The consequences of Kathmandu’s small clinics offering these services go beyond skewed birth statistics. A widening gender gap can destabilize communities, with long-term risks that include increased violence, trafficking, and social instability as the pool of women of marriageable age shrinks relative to men. Experts argue that Nepal’s efforts to enforce existing laws must be paired with broader cultural change: tackling patriarchal norms, elevating the status of girls, and strengthening women’s economic and social power in every corner of the Federal Democratic Republic of Nepal. Only by confronting both the legal and cultural roots of sex-selective abortion can Nepal hope to reverse this trend and ensure that every child—boy or girl—is welcomed and protected.


Spicy Auntie here, lighting a cigarette I don’t smoke and staring very hard at Kathmandu’s ultrasound machines. Because Auntie has seen this movie before, and trust me, it never ends well. It starts quietly, politely, with phrases like “just checking,” “family pressure,” “one last try for a son.” It ends with missing girls, exhausted women, and a society pretending it has no idea how it got there.
Let’s be very clear, because Auntie does not dance around the truth: sex selection is not a “women’s choice” problem. It is a patriarchy-with-a-receipt problem. When daughters are treated like temporary guests and sons like lifetime investments, technology doesn’t liberate women—it just gives misogyny better tools. An ultrasound does not hate girls. People do.
I hear the whispers already. “But abortion is legal in Nepal.” Yes, it is, and that matters. Safe abortion saves lives. But legality without accountability is like giving a drunk uncle car keys and hoping for the best. When tiny clinics quietly tell families what they are “having,” everyone knows what comes next. The woman pays the price, with her body, her conscience, and often her silence. Meanwhile, the men go home feeling very satisfied with their lineage.
Auntie has traveled enough in South and Southeast Asia to recognize the pattern. First, girls disappear from birth statistics. Then brides become scarce. Then trafficking, forced marriages, and violence against women rise like clockwork. And suddenly everyone is shocked. “How could this happen?” they ask, clutching their pearls. Auntie would like to point at the spreadsheets, the clinics, and the family dining tables where daughters were discussed like bad investments.
And let’s not romanticize culture while we’re at it.

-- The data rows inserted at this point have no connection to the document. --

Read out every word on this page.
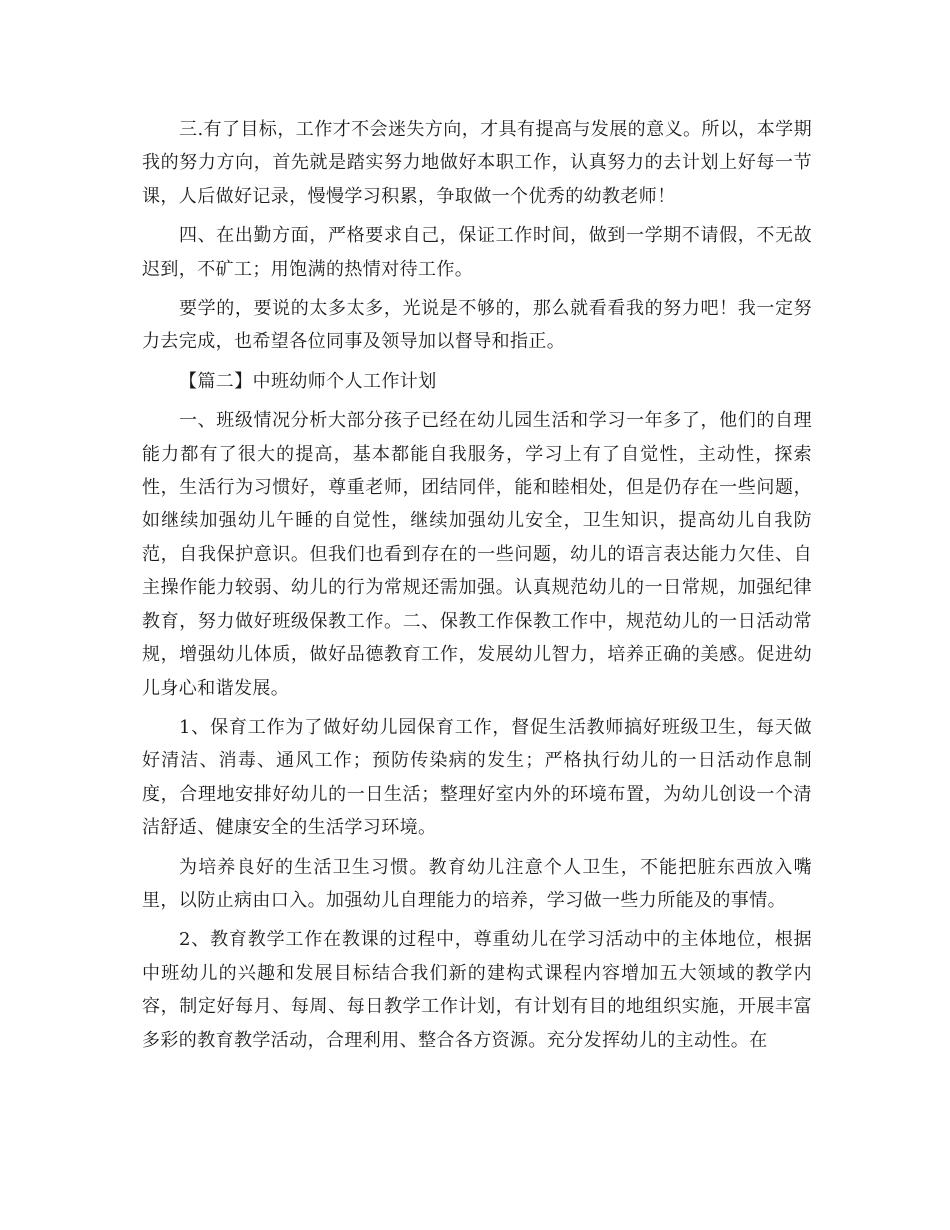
三.有了目标，工作才不会迷失方向，才具有提高与发展的意义。所以，本学期我的努力方向，首先就是踏实努力地做好本职工作，认真努力的去计划上好每一节课，人后做好记录，慢慢学习积累，争取做一个优秀的幼教老师！

四、在出勤方面，严格要求自己，保证工作时间，做到一学期不请假，不无故迟到，不矿工；用饱满的热情对待工作。

要学的，要说的太多太多，光说是不够的，那么就看看我的努力吧！我一定努力去完成，也希望各位同事及领导加以督导和指正。

【篇二】中班幼师个人工作计划

一、班级情况分析大部分孩子已经在幼儿园生活和学习一年多了，他们的自理能力都有了很大的提高，基本都能自我服务，学习上有了自觉性，主动性，探索性，生活行为习惯好，尊重老师，团结同伴，能和睦相处，但是仍存在一些问题，如继续加强幼儿午睡的自觉性，继续加强幼儿安全，卫生知识，提高幼儿自我防范，自我保护意识。但我们也看到存在的一些问题，幼儿的语言表达能力欠佳、自主操作能力较弱、幼儿的行为常规还需加强。认真规范幼儿的一日常规，加强纪律教育，努力做好班级保教工作。二、保教工作保教工作中，规范幼儿的一日活动常规，增强幼儿体质，做好品德教育工作，发展幼儿智力，培养正确的美感。促进幼儿身心和谐发展。

1、保育工作为了做好幼儿园保育工作，督促生活教师搞好班级卫生，每天做好清洁、消毒、通风工作；预防传染病的发生；严格执行幼儿的一日活动作息制度，合理地安排好幼儿的一日生活；整理好室内外的环境布置，为幼儿创设一个清洁舒适、健康安全的生活学习环境。

为培养良好的生活卫生习惯。教育幼儿注意个人卫生，不能把脏东西放入嘴里，以防止病由口入。加强幼儿自理能力的培养，学习做一些力所能及的事情。

2、教育教学工作在教课的过程中，尊重幼儿在学习活动中的主体地位，根据中班幼儿的兴趣和发展目标结合我们新的建构式课程内容增加五大领域的教学内容，制定好每月、每周、每日教学工作计划，有计划有目的地组织实施，开展丰富多彩的教育教学活动，合理利用、整合各方资源。充分发挥幼儿的主动性。在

Culture is not a fossil. Culture is what people choose to keep doing. Sons lighting funeral pyres, daughters marrying out, inheritance flowing in one direction—these are traditions that can change. They have changed elsewhere. They change when girls are valued not for what they bring to men, but for who they are as human beings.

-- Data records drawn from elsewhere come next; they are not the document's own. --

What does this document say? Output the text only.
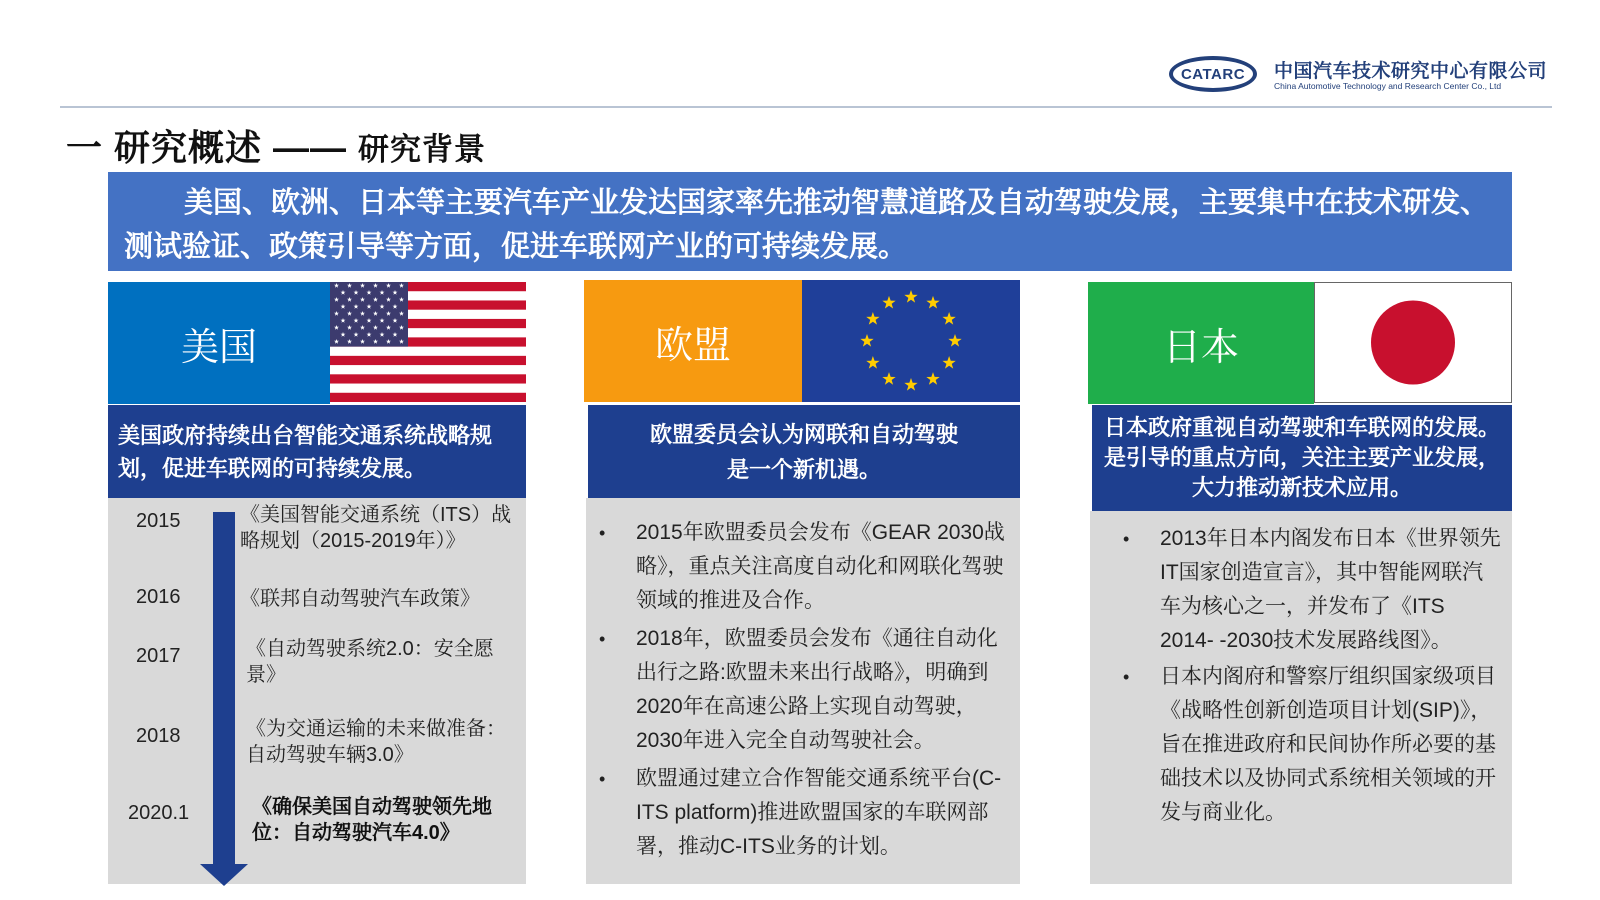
CATARC	中国汽车技术研究中心有限公司
China Automotive Technology and Research Center Co., Ltd
一 研究概述 —— 研究背景
美国、欧洲、日本等主要汽车产业发达国家率先推动智慧道路及自动驾驶发展，主要集中在技术研发、测试验证、政策引导等方面，促进车联网产业的可持续发展。
美国
美国政府持续出台智能交通系统战略规划，促进车联网的可持续发展。
2015	《美国智能交通系统（ITS）战略规划（2015-2019年）》
2016	《联邦自动驾驶汽车政策》
2017	《自动驾驶系统2.0：安全愿景》
2018	《为交通运输的未来做准备：自动驾驶车辆3.0》
2020.1	《确保美国自动驾驶领先地位：自动驾驶汽车4.0》
欧盟
欧盟委员会认为网联和自动驾驶
是一个新机遇。
• 2015年欧盟委员会发布《GEAR 2030战略》，重点关注高度自动化和网联化驾驶领域的推进及合作。
• 2018年，欧盟委员会发布《通往自动化出行之路:欧盟未来出行战略》，明确到2020年在高速公路上实现自动驾驶，2030年进入完全自动驾驶社会。
• 欧盟通过建立合作智能交通系统平台(C-ITS platform)推进欧盟国家的车联网部署，推动C-ITS业务的计划。
日本
日本政府重视自动驾驶和车联网的发展。是引导的重点方向，关注主要产业发展，大力推动新技术应用。
• 2013年日本内阁发布日本《世界领先IT国家创造宣言》，其中智能网联汽车为核心之一，并发布了《ITS 2014- -2030技术发展路线图》。
• 日本内阁府和警察厅组织国家级项目《战略性创新创造项目计划(SIP)》，旨在推进政府和民间协作所必要的基础技术以及协同式系统相关领域的开发与商业化。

What makes Auntie angriest is not the technology. It’s the cowardice. Laws exist, but enforcement politely looks the other way. Clinics make money. Families save face. Women absorb the trauma. And society shrugs, as if this were weather.
So here’s Auntie’s unsolicited advice: stop pretending this is a private choice. It’s a public disaster in the making. Protect abortion access fiercely, yes—but crack down hard on sex selection, name son preference for what it is, and start celebrating daughters loudly, publicly, unapologetically.
Because when girls vanish before they’re even born, the future doesn’t just tilt male. It tilts cruel. And Auntie has zero patience for societies that manufacture their own heartbreak and call it tradition.